Textes philosophiques

William James     le flux temporel de la conscience


   La conscience est sensiblement continue : par « continu» j'entends simplement ce qui ne présente ni brisure, ni fissure. ni division. les seules «solutions de continuité» qui puissent avoir un sens dans la vie d'un esprit individuel sont : ou des solutions de continuité dans le courant même de la conscience, c'est-à-dire des interruptions des temps vides où la conscience serait momentanément abolie -, ou des solutions de continuité dans son contenu, c'est-à-dire des cassures si nettes et si brusques que les deux états disjoints seraient absolument sans rapports.

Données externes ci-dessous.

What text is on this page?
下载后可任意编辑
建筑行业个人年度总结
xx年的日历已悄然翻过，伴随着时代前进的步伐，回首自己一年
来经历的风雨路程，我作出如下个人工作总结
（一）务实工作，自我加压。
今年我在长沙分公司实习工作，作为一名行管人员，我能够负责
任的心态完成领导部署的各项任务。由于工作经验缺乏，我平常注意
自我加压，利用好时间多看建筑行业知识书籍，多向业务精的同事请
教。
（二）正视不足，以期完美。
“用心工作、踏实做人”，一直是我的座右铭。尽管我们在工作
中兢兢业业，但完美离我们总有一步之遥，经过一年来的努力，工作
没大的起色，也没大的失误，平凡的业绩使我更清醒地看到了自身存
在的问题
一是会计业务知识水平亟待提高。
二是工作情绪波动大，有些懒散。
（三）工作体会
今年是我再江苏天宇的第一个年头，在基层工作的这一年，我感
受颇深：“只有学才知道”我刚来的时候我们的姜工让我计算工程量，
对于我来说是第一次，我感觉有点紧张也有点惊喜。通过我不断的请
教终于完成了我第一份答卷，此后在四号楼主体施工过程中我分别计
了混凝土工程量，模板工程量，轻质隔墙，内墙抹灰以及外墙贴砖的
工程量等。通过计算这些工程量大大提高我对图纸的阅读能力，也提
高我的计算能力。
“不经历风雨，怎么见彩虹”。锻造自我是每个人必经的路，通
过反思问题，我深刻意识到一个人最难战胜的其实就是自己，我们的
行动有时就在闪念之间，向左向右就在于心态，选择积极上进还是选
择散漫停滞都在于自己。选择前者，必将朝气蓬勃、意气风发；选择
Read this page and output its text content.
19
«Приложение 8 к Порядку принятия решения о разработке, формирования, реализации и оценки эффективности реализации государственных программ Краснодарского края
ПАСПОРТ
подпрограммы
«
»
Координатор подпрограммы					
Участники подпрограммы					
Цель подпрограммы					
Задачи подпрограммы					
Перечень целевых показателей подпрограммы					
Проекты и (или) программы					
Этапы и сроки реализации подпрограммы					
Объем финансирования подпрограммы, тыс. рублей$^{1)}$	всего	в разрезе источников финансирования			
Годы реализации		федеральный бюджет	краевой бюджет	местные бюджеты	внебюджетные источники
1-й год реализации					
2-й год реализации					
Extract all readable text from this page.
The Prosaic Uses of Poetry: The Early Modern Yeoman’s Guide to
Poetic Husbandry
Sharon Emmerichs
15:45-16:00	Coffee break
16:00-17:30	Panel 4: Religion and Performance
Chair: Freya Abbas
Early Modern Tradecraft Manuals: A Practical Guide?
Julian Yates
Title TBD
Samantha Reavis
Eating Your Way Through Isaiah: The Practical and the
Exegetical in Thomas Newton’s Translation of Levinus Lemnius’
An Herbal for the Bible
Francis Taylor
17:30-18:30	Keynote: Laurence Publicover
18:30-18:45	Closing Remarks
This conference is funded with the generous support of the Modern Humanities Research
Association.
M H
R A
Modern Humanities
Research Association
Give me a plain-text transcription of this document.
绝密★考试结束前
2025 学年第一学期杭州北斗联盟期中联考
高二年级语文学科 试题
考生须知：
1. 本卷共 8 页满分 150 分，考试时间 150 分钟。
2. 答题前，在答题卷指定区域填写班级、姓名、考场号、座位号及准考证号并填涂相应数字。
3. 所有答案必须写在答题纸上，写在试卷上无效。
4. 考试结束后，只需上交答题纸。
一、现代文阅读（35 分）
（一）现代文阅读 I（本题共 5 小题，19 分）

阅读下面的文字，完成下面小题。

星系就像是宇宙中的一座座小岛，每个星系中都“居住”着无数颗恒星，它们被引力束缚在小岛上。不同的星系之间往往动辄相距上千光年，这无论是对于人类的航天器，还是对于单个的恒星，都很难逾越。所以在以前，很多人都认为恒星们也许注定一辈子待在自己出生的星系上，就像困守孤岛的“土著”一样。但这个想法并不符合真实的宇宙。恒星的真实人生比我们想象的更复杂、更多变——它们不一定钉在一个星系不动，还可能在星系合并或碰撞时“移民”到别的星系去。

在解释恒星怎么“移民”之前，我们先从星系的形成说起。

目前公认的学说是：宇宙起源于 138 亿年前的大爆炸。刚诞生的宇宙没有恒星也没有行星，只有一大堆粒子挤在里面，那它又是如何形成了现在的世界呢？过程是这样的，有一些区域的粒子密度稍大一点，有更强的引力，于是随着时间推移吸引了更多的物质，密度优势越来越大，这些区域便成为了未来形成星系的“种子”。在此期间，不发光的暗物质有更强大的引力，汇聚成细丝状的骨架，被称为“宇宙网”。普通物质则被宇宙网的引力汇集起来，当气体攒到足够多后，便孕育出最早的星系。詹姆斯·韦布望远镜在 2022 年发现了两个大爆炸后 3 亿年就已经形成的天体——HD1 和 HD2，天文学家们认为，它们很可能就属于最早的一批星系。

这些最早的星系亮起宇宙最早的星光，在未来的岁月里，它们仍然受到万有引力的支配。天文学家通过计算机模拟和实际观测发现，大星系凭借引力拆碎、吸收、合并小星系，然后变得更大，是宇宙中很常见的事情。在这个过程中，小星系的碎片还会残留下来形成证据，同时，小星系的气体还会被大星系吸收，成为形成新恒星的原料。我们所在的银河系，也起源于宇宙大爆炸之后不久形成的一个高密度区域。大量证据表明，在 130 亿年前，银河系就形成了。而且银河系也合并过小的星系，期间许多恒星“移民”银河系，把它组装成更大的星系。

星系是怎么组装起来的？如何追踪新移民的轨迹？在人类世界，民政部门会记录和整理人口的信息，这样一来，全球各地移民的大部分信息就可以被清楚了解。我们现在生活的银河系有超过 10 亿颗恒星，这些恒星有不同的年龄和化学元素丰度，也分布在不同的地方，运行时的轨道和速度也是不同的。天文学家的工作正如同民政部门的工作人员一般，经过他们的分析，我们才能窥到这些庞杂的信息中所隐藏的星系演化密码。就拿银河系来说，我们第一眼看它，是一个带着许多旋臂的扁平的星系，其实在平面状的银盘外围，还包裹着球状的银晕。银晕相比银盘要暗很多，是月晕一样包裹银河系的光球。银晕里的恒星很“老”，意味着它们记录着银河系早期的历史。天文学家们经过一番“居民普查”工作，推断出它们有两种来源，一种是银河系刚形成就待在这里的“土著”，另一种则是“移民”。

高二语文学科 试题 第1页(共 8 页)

D'où affirmer la continuité de la conscience revient a affirmer deux choses:

     1° que la conscience qui suit un « temps vide » se sent solidaire de la conscience qui le précède, en qui elle reconnaît une autre partie de son moi ;

     2° que les changements qualitatifs qui se produisent d'un moment a l'autre dans le contenu de la conscience ne sont jamais absolument brusques, et ne constituent jamais des cassures abso­lues. La conscience ne s'apparaît pas à elle‑même comme hachée en menus morceaux. Les mots de «à chaîne » et de «suite» expriment encore fort mal sa réalité perçue à même ; on n'y saurait marquer de jointure elle coule. Si l'on veut l'exprimer en métaphores naturelles, il faut parler de « rivière » et de « courant » [...]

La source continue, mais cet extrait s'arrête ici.